Apa yang terjadi di dalam gedung DPR
tidak kalah serunya. Lobi-lobi politik berlangsung alot, dan meruncing pada dua
opsi. Pertama, harga BBM tidak boleh dinaikkan. Kedua, memberi ruang kepada
Pemerintah untuk menaikkan harga BBM jika harga rata-rata minyak mentah
Indonesia (Indonesian Crude Price/ICP)
dalam kurun waktu berjalan (enam bulan) mengalami kenaikan lebih dari 15 persen
dari harga rata-rata ICP yang diasumsikan dalam APBN Perubahan Tahun Anggaran
2012. Opsi kedua ini termanifestasi melalui hadirnya tambahan ayat 6a pada
pasal 7 Undang-Undang
APBN.
Sidang yang diwarnai rentetan interupsi, serta walk out fraksi PDI-P dan Hanura itu pun akhirnya–lewat voting–secara bulat memutuskan untuk mensahkan pasal 7 ayat 6a
yang intinya memberi ruang kepada Pemerintah untuk menaikkan harga BBM
sewaktu-waktu jika syarat yang disebutkan di atas terpenuhi.
Harus
naik
Terlepas dari proses politik yang
berlangsung seru itu, harga BBM sejatinya memang harus naik. Tanpa
hadirnya tambahan ayat
6a pun, yang menurut sejumlah kalangan merupakan hasil akrobat politik
fraksi-fraksi anggota koalisi untuk memuluskan rencana Pemerintah menaikkan
harga BBM, galibnya harga BBM harus naik. Kondisi dewasa ini tidak seperti
dekade 80-an, kala kita masih menjadi negara kaya minyak. Masa-masa jaya itu
telah lewat. Saat ini, kita harus menerima kenyataan bahwa produksi minyak
nasional terus menyesut, tak mampu lagi mengimbangi permintaan minyak dalam
negeri yang terus bertambah seiiring perekonomian negeri ini yang terus tumbuh
dan bergerak maju. Mau tidak mau, saat ini, kita harus membeli (mengimpor)

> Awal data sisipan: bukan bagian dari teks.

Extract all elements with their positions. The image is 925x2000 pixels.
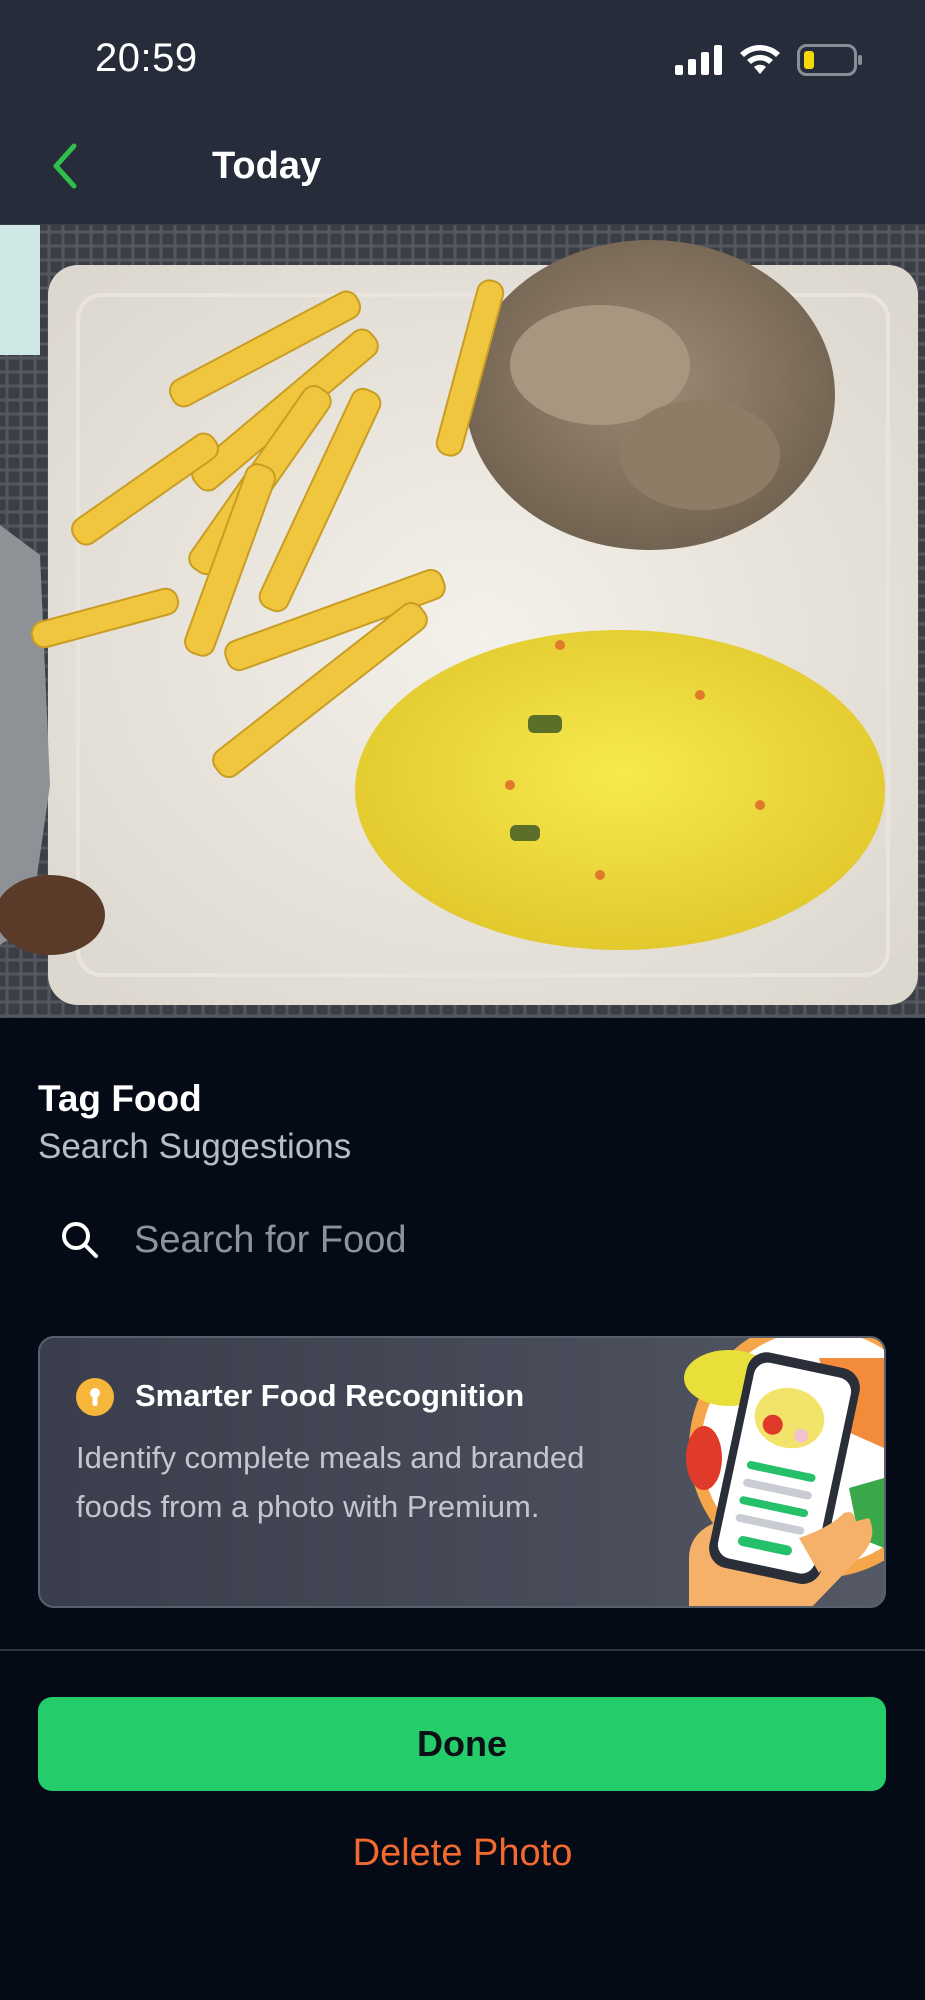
search-food-field[interactable]: Search for Food <box>60 1205 880 1275</box>
cellular-signal-icon <box>675 45 722 75</box>
battery-low-icon <box>797 44 862 76</box>
promo-title: Smarter Food Recognition <box>135 1378 525 1413</box>
chevron-left-icon <box>53 143 77 189</box>
done-button[interactable]: Done <box>38 1697 886 1791</box>
status-icons <box>675 44 863 76</box>
premium-keyhole-icon <box>76 1378 114 1416</box>
smarter-recognition-card[interactable]: Smarter Food Recognition Identify comple… <box>38 1336 886 1608</box>
food-photo <box>0 225 925 1018</box>
search-icon <box>62 1222 98 1258</box>
promo-description: Identify complete meals and branded food… <box>76 1440 585 1524</box>
divider <box>0 1649 925 1651</box>
phone-food-illustration <box>684 1338 884 1606</box>
navigation-bar: Today <box>0 110 925 225</box>
status-bar: 20:59 <box>0 0 925 110</box>
search-input[interactable]: Search for Food <box>134 1219 406 1262</box>
delete-photo-button[interactable]: Delete Photo <box>0 1832 925 1875</box>
page-title: Today <box>212 145 322 187</box>
search-suggestions-label: Search Suggestions <box>38 1127 352 1166</box>
wifi-icon <box>740 45 780 74</box>
tag-food-heading: Tag Food <box>38 1078 202 1119</box>
status-time: 20:59 <box>95 36 198 80</box>
back-button[interactable] <box>40 138 90 194</box>
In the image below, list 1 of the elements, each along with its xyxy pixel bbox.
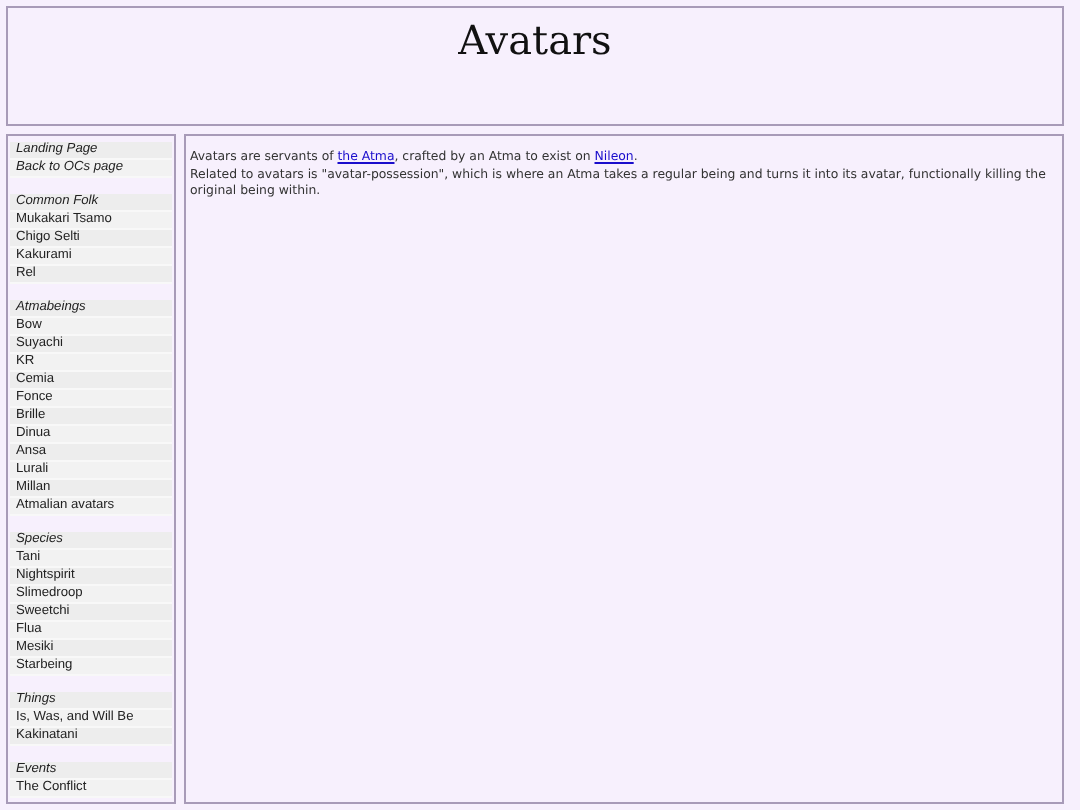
page-title: Avatars	[458, 16, 612, 64]
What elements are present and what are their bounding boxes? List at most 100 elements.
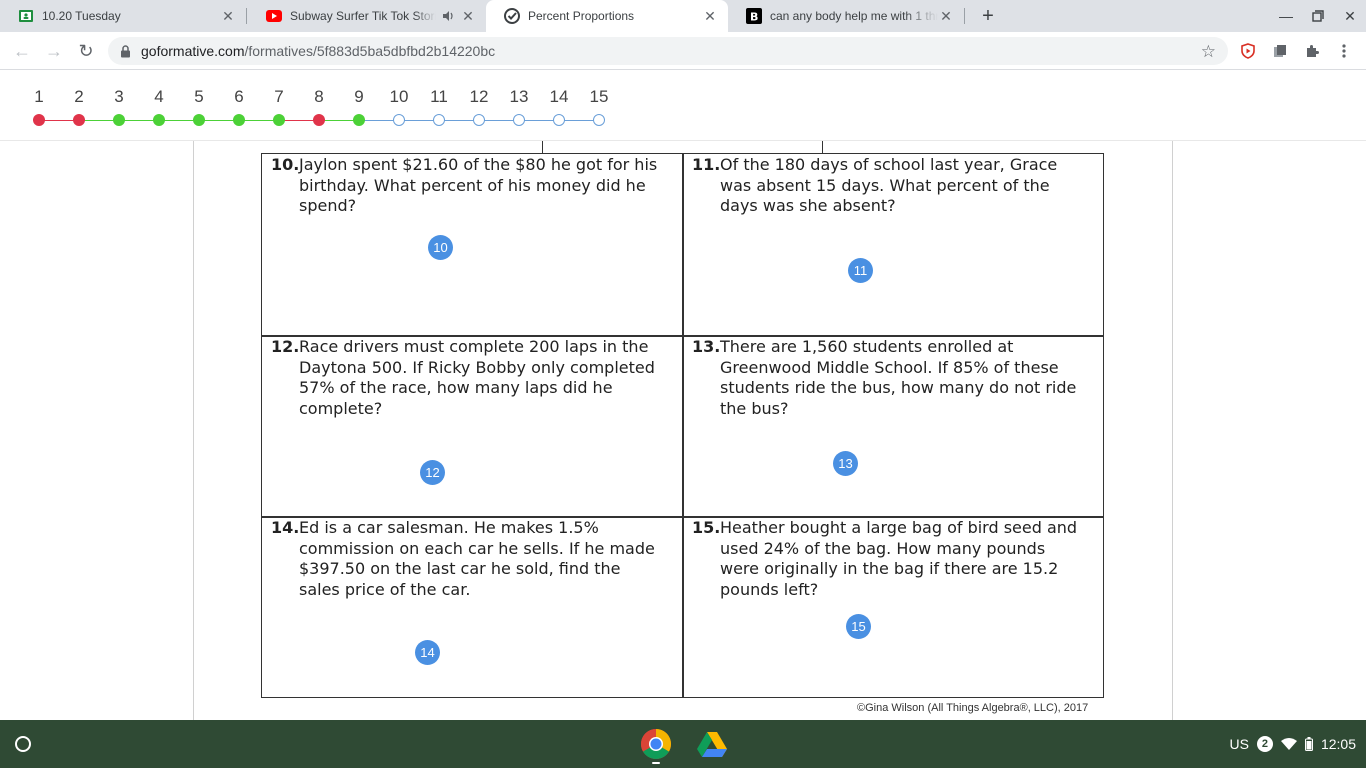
running-indicator [652, 762, 660, 764]
answer-pin-13[interactable]: 13 [833, 451, 858, 476]
close-window-button[interactable]: ✕ [1340, 6, 1360, 26]
arrow-right-icon: → [45, 40, 63, 61]
question-status-dot[interactable] [393, 114, 405, 126]
question-number-14[interactable]: 14 [544, 87, 574, 107]
answer-pin-10[interactable]: 10 [428, 235, 453, 260]
question-status-dot[interactable] [593, 114, 605, 126]
question-number-13[interactable]: 13 [504, 87, 534, 107]
problem-text: Ed is a car salesman. He makes 1.5% comm… [299, 518, 655, 599]
question-number-9[interactable]: 9 [344, 87, 374, 107]
question-status-dot[interactable] [153, 114, 165, 126]
answer-pin-12[interactable]: 12 [420, 460, 445, 485]
new-tab-button[interactable]: + [976, 4, 1000, 28]
question-number-12[interactable]: 12 [464, 87, 494, 107]
tab-title: can any body help me with 1 thr [770, 9, 938, 23]
url-host: goformative.com [141, 43, 245, 59]
tab-separator [964, 8, 965, 24]
puzzle-extensions-icon[interactable] [1302, 41, 1322, 61]
close-icon[interactable]: ✕ [460, 8, 476, 24]
problem-14: 14. Ed is a car salesman. He makes 1.5% … [271, 518, 663, 600]
question-number-15[interactable]: 15 [584, 87, 614, 107]
reload-button[interactable]: ↻ [74, 39, 98, 63]
youtube-icon [266, 8, 282, 24]
speaker-icon[interactable] [440, 8, 456, 24]
tab-separator [246, 8, 247, 24]
close-icon[interactable]: ✕ [220, 8, 236, 24]
google-drive-icon[interactable] [696, 728, 728, 760]
question-status-dot[interactable] [73, 114, 85, 126]
tab-brainly[interactable]: B can any body help me with 1 thr ✕ [728, 0, 964, 32]
close-icon[interactable]: ✕ [938, 8, 954, 24]
tab-percent-proportions[interactable]: Percent Proportions ✕ [486, 0, 728, 32]
question-number-2[interactable]: 2 [64, 87, 94, 107]
problem-11: 11. Of the 180 days of school last year,… [692, 155, 1084, 217]
brainly-icon: B [746, 8, 762, 24]
problem-text: Race drivers must complete 200 laps in t… [299, 337, 655, 418]
worksheet-viewer: 10. Jaylon spent $21.60 of the $80 he go… [0, 141, 1366, 720]
address-bar[interactable]: goformative.com/formatives/5f883d5ba5dbf… [108, 37, 1228, 65]
classroom-icon [18, 8, 34, 24]
bookmark-star-icon[interactable]: ☆ [1201, 42, 1216, 62]
browser-toolbar: ← → ↻ goformative.com/formatives/5f883d5… [0, 32, 1366, 70]
url-path: /formatives/5f883d5ba5dbfbd2b14220bc [244, 43, 496, 59]
question-status-dot[interactable] [553, 114, 565, 126]
question-status-dot[interactable] [353, 114, 365, 126]
problem-number: 10. [271, 155, 300, 174]
keyboard-locale: US [1229, 736, 1249, 752]
question-number-7[interactable]: 7 [264, 87, 294, 107]
chrome-icon[interactable] [640, 728, 672, 764]
forward-button[interactable]: → [42, 39, 66, 63]
tab-title: Percent Proportions [528, 9, 635, 23]
notification-badge: 2 [1256, 736, 1273, 752]
question-status-dot[interactable] [273, 114, 285, 126]
worksheet-column-divider [682, 154, 684, 697]
question-number-4[interactable]: 4 [144, 87, 174, 107]
question-status-dot[interactable] [433, 114, 445, 126]
tab-subway-surfer[interactable]: Subway Surfer Tik Tok Storie ✕ [248, 0, 486, 32]
copy-extension-icon[interactable] [1270, 41, 1290, 61]
question-status-dot[interactable] [233, 114, 245, 126]
problem-number: 15. [692, 518, 721, 537]
question-number-3[interactable]: 3 [104, 87, 134, 107]
answer-pin-11[interactable]: 11 [848, 258, 873, 283]
question-status-dot[interactable] [33, 114, 45, 126]
launcher-button[interactable] [11, 732, 35, 756]
answer-pin-14[interactable]: 14 [415, 640, 440, 665]
question-status-dot[interactable] [313, 114, 325, 126]
answer-pin-15[interactable]: 15 [846, 614, 871, 639]
shield-extension-icon[interactable] [1238, 41, 1258, 61]
minimize-button[interactable]: — [1276, 6, 1296, 26]
question-number-1[interactable]: 1 [24, 87, 54, 107]
problem-text: Of the 180 days of school last year, Gra… [720, 155, 1058, 215]
back-button[interactable]: ← [10, 39, 34, 63]
question-number-8[interactable]: 8 [304, 87, 334, 107]
wifi-icon [1280, 738, 1297, 750]
restore-button[interactable] [1308, 6, 1328, 26]
problem-number: 12. [271, 337, 300, 356]
reload-icon: ↻ [78, 40, 94, 61]
question-navigator: 1 2 3 4 5 6 7 8 9 10 11 12 13 14 15 [0, 71, 1366, 141]
question-status-dot[interactable] [513, 114, 525, 126]
clock: 12:05 [1320, 736, 1356, 752]
question-status-dot[interactable] [113, 114, 125, 126]
question-number-10[interactable]: 10 [384, 87, 414, 107]
question-status-dot[interactable] [473, 114, 485, 126]
url-text: goformative.com/formatives/5f883d5ba5dbf… [141, 43, 495, 59]
problem-15: 15. Heather bought a large bag of bird s… [692, 518, 1084, 600]
problem-10: 10. Jaylon spent $21.60 of the $80 he go… [271, 155, 663, 217]
tab-10-20-tuesday[interactable]: 10.20 Tuesday ✕ [0, 0, 246, 32]
question-number-11[interactable]: 11 [424, 87, 454, 107]
question-status-dot[interactable] [193, 114, 205, 126]
question-number-5[interactable]: 5 [184, 87, 214, 107]
question-number-6[interactable]: 6 [224, 87, 254, 107]
restore-icon [1312, 10, 1324, 22]
more-menu-icon[interactable] [1334, 41, 1354, 61]
close-icon[interactable]: ✕ [702, 8, 718, 24]
svg-text:B: B [750, 11, 758, 24]
page-right-border [1172, 141, 1173, 720]
os-shelf: US 2 12:05 [0, 720, 1366, 768]
status-tray[interactable]: US 2 12:05 [1222, 728, 1356, 760]
problem-12: 12. Race drivers must complete 200 laps … [271, 337, 663, 419]
page-left-border [193, 141, 194, 720]
problem-text: Jaylon spent $21.60 of the $80 he got fo… [299, 155, 658, 215]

minyak dari luar negeri, dengan harga minyak mentah dunia di pasar internasional sebagai banchmark, tentunya.
Jika dicermati, keputusan untuk menaikkan harga BBM sebetulnya
bukan hanya terkait dengan membengkaknya devisit APBN sehingga berpotensi
melewati ambang batas 3 persen sebagaimana yang digariskan undang-undang.
Hakekat persoalannya bukan itu. Tapi, beban subsidi yang sejatinya telah
menguras APBN sehingga berdampak pada terbatasnya anggaran yang bisa
dialokasikan untuk pembangunan infrastruktur, mendanai program-program pengentasan
kemiskinan (jaring-jaring pengaman sosial/social
savety nets), subsidi kesehatan dan pendidikan, serta program-program
pemerintah yang berpihak pada kalangan tak mampu lainnya.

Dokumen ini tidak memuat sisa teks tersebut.